Intenta ad assaporare e rendere piacevole ogni istante di quelle ultime ventiquattro ore, viaggia con la mente alla ricerca di ciò che permetterà di rendere particolare la giornata. Si domanda come può impiegarla affinché sia diversa e ricordarla con il sorriso in bocca, e comunque non intende rinunciare al suo abbraccio con il mare ed il sole, nella spiaggia così straordinariamente benefica e rilassante dove si è recata negli ultimi giorni liberi, rifugio a lei tanto caro sia per la tranquillità che per la vicinanza a persone che sente vicine al cuore.
Per cui, preparato l'occorrente necessario per stare via qualche ora, dà un'ultima occhiata tra le mura di casa e si dice che, strada facendo, un'idea se la farà pur balenare: la fantasia non le manca davvero ed è solita scherzare con il destino modificandone repentinamente le sue strade. Così, frizzante nell''umore e con quella carica di entusiasmo che la fa gioire come un'adolescente, è pronta sull'uscio di casa con il borsone da mare in mano e mentre sta inserendo le chiavi tintinnanti nella serratura viene fermata dall'inaspettato e insolito squillare del telefono.

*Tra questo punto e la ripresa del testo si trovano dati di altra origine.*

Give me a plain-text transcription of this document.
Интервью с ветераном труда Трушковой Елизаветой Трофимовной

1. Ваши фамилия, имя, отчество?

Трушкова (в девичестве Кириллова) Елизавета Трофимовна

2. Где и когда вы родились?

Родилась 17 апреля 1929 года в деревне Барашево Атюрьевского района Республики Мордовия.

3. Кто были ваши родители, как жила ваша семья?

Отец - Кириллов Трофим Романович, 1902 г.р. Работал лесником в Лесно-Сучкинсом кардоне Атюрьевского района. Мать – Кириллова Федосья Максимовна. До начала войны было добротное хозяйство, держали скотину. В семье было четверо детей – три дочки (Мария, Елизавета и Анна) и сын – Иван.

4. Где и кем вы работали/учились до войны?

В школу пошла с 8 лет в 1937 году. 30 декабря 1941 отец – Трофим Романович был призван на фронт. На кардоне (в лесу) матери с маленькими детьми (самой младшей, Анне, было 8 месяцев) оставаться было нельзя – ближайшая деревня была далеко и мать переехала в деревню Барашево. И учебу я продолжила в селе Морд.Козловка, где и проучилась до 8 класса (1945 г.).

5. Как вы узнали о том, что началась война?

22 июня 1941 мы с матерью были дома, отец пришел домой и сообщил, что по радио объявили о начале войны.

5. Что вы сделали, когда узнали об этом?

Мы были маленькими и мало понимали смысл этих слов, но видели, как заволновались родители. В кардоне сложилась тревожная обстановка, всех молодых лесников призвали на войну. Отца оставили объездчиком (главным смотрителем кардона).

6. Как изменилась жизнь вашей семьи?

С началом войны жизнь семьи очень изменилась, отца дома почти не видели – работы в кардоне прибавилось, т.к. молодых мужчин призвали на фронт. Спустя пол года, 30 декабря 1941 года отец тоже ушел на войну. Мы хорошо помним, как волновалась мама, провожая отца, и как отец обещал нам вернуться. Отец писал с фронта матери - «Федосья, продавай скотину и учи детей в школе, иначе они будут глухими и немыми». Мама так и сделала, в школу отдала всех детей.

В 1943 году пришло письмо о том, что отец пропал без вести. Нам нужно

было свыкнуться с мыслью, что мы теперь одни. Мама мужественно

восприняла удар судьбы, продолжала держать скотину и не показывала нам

Precipitosamente si avvicina all'apparecchio sperando non sia un richiamo anticipato al lavoro - ma poi dirà che sarebbe stato mille volte meglio - e sente la propria voce rispondere: "Sì! Tua madre? Come? Quando? Va bene, corro subito! Intanto vado e ti aspetto là" e avverte il pavimento… sprofondare sotto di lei.
* * *
La vedo, distesa sul pianerottolo di casa circondata dalle vicine di condominio; il viso, in un forzato sorriso come volesse allontanare la gravità della cosa, è una maschera punzecchiata di rosso e, nell'insieme, tutto il corpo è come avesse ricevuto una scarica di proiettili di sangue. All'interno dell'abitazione mi destano impressione quegli schizzi rossi alle pareti che partono dalla porta-finestra con i vetri rotti mentre sul pavimento un piccolo ma lungo rigagnolo di sangue, che pian piano tende a raggrumarsi e ad imbrunire, fa intuire il percorso che ella ha effettuato prima di distendersi fuori dell'ingresso di casa, nell'attesa di ricevere lo sperato aiuto, gridato fino a quel momento con voce sofferta.

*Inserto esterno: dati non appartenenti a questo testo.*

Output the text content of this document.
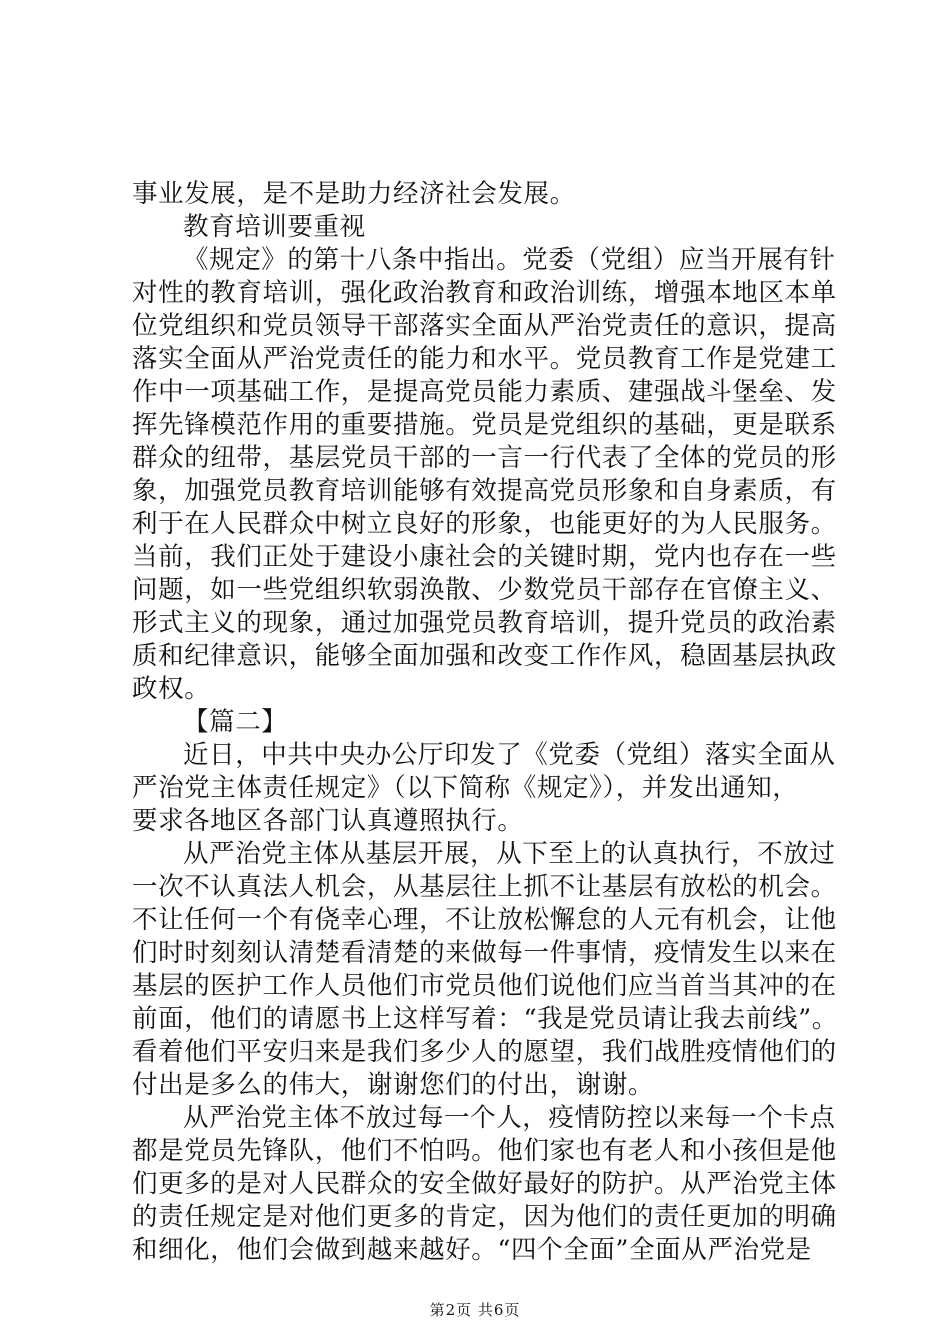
事业发展，是不是助力经济社会发展。
教育培训要重视
《规定》的第十八条中指出。党委（党组）应当开展有针
对性的教育培训，强化政治教育和政治训练，增强本地区本单
位党组织和党员领导干部落实全面从严治党责任的意识，提高
落实全面从严治党责任的能力和水平。党员教育工作是党建工
作中一项基础工作，是提高党员能力素质、建强战斗堡垒、发
挥先锋模范作用的重要措施。党员是党组织的基础，更是联系
群众的纽带，基层党员干部的一言一行代表了全体的党员的形
象，加强党员教育培训能够有效提高党员形象和自身素质，有
利于在人民群众中树立良好的形象，也能更好的为人民服务。
当前，我们正处于建设小康社会的关键时期，党内也存在一些
问题，如一些党组织软弱涣散、少数党员干部存在官僚主义、
形式主义的现象，通过加强党员教育培训，提升党员的政治素
质和纪律意识，能够全面加强和改变工作作风，稳固基层执政
政权。
【篇二】
近日，中共中央办公厅印发了《党委（党组）落实全面从
严治党主体责任规定》（以下简称《规定》），并发出通知，
要求各地区各部门认真遵照执行。
从严治党主体从基层开展，从下至上的认真执行，不放过
一次不认真法人机会，从基层往上抓不让基层有放松的机会。
不让任何一个有侥幸心理，不让放松懈怠的人元有机会，让他
们时时刻刻认清楚看清楚的来做每一件事情，疫情发生以来在
基层的医护工作人员他们市党员他们说他们应当首当其冲的在
前面，他们的请愿书上这样写着：“我是党员请让我去前线”。
看着他们平安归来是我们多少人的愿望，我们战胜疫情他们的
付出是多么的伟大，谢谢您们的付出，谢谢。
从严治党主体不放过每一个人，疫情防控以来每一个卡点
都是党员先锋队，他们不怕吗。他们家也有老人和小孩但是他
们更多的是对人民群众的安全做好最好的防护。从严治党主体
的责任规定是对他们更多的肯定，因为他们的责任更加的明确
和细化，他们会做到越来越好。“四个全面”全面从严治党是
第2页 共6页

Le immagini che mi si parano davanti bloccano tutto il mio essere dandomi l'impressione di trovarmi sul set di un film d'horror. Domando come possa essere successo tutto ciò, quell’inspiegabile e raccapricciante scena che neanche a volerla studiare in tutti i suoi preparativi si sarebbe riusciti a renderla così perfettamente spaventosa e macabra. Contrariamente a come ella è di solito, in questa drammatica circostanza cerca di scusarsi e tenta di ironizzare sull'episodio con il sorriso in bocca, timorosa di ricevere i rimproveri e le sgridate del caso.
Immediatamente il pensiero che più intimorisce la mia mente è quello di crederla paralizzata visto che non noto fratture alle gambe, né al collo, né alla testa ma solo una visibile compromissione all’arto superiore dove le viene tenuto compresso un asciugamano che pian piano tende a cambiare colore perché si intride sempre più di sangue. A questa agghiacciante
visione mi consola però il fatto che è cosciente e vigile perciò deduco che non sia in fin di vita, anche se mi convinco che essendo caduta da un'altezza di due metri, piccola com'è e con un'elevata forma di osteoporosi, di sicuro si sarà rotta… la colonna vertebrale.
La vedo e la credo paralizzata e questo mi crea panico. Un vortice di pensieri percorre la mia mente rendendomi per un momento disperata e per l’altro leggermente sollevata e mentre aspetto con ansia frenetica il 118 annoto mentalmente tutte le dichiarazioni che lei ha reso alle vicine di casa e di come si siano premurosamente attivate dopo aver udito i suoi flebili lamenti di aiuto. Ringraziandole per la loro vicinanza carica di calore, commossa le saluto, e vedendole lentamente far ritorno nelle rispettive abitazioni mi accingo, disperata come un naufrago, verso un incognito percorso... di sofferenza.
I suoi occhi supplichevoli mi guardano alla ricerca del perdono per il disturbo arrecato, sicuramente con la consapevolezza che il suo agire è stato veramente imprudente e mentre la osservo percepisco la sua mal celata paura, una grande paura per ciò che ne potrà conseguire nel suo corpo e nella vita di tutti.